I'm like, okay, so his name is Lorenz von Stein, and he was a mid 19th century philosopher on theories of the State, you know, the people, and he had this thing called the Organic Theory of the State. And in that he said that, you really need to have to be successful in the public realm to have three levels of simultaneous thinking.

The first is the self, the second is the will, and the third is the deed. And the self is that thing manifested usually in a constitution or a charter or something that which you aspire to be, that which you aspire to achieve. The reason for your existence must be related to something other than we're just a university. And so I was convinced by that reading all those years ago that that was one of our biggest problems throughout the culture: too much generic thinking, too little – you know, the Constitution of the United States, which is the aspirational self for the country. That's not enough for the institutions. You need aspirational identities for your institution. So our charter was the articulation of our self, that which we aspire to be. The next thing that he talked about is called the will.

So the will is what do you specifically want to do to be the self that you're attempting to be?

So in our case, we came up with eight design aspirations that would articulate specifically what we want to be so as to empower the attainment of the self. So in this case, the eight, including things like, you know, where we're located is really, really important. If your university isn't grounded in where you're located, where are you located there, who are you connected to? Who are you serving? Who you're working with? Intellectual fusion is one of our design aspirations, which is we're not going to just build in the university that we're attempting to construct the same old, same old of every other university.

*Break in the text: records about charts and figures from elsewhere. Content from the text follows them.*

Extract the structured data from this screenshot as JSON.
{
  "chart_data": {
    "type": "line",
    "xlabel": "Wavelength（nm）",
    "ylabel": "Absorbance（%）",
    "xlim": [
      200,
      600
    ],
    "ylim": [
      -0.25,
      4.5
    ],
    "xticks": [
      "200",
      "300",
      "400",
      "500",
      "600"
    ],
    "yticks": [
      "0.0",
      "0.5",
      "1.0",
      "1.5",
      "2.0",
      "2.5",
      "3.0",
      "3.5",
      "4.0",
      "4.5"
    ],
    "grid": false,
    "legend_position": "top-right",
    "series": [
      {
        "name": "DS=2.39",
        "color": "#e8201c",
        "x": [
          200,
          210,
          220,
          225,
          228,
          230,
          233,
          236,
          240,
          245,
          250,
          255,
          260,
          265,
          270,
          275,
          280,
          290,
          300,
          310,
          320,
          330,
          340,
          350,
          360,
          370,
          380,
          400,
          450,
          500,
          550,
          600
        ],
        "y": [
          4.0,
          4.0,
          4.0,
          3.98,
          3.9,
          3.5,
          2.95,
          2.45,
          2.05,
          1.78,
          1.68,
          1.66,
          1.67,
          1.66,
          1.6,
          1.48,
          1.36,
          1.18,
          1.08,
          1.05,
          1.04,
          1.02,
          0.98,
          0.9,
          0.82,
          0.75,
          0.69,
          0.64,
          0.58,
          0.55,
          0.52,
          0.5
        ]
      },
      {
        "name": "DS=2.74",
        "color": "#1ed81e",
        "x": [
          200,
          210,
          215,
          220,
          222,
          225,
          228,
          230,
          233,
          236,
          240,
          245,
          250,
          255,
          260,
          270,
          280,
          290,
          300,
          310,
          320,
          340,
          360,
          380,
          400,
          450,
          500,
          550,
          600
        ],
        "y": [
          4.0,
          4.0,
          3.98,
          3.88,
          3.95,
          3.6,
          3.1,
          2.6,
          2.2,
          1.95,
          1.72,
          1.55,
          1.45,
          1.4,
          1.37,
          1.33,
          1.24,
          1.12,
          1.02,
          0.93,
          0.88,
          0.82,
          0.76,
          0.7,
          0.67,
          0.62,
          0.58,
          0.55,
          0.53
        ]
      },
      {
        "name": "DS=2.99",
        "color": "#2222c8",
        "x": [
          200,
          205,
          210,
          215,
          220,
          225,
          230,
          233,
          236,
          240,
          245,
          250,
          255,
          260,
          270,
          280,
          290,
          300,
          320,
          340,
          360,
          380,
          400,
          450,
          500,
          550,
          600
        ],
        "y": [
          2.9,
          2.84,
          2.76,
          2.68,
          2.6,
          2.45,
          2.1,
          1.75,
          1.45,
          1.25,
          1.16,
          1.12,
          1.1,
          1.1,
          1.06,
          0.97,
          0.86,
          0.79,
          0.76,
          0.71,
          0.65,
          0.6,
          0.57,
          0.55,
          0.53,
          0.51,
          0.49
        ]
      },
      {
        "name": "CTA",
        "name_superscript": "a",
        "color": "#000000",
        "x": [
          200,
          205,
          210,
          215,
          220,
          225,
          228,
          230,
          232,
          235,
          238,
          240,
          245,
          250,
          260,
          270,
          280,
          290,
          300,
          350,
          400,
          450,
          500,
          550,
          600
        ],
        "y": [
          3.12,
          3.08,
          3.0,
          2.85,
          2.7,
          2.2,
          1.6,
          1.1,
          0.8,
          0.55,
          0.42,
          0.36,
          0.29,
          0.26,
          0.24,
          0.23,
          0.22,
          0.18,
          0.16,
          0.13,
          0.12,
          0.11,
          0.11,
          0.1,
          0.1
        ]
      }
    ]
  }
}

We're going to fuse disciplines together and create new bodies of knowledge and new ways of thinking. Exploration as a scientific outcome, sustainability as a scientific outcome, new ways of structuring knowledge, and structuring teaching, and structuring learning.

And so those were the will and then at the end is the deed. And so that is what you do against a specific, measurable objective? And so those are our five categories of goals in which we probably have about 40 subgoals at the university level. So one is that we will have undifferentiated outcomes based on family income for success at the university.

We haven't attained that yet. We're still working towards that. The other is that will graduate 40,000 students, or that will have 150,000 degree-seeking students. And so self – what you aspire to be, will – your specific things you're going to work on to be that and deed – what are the things that you're measuring your success of your actual deeds on?

So self, will and deed became the design parameters from which the charter, the design aspirations and the goals were derived. And I think we've published the self, will and deed language at ASU more than 20 times in a small white white document that we call our vision and goal statement. We don't have a strategic plan, we don't have a strategic planning process. We have those things.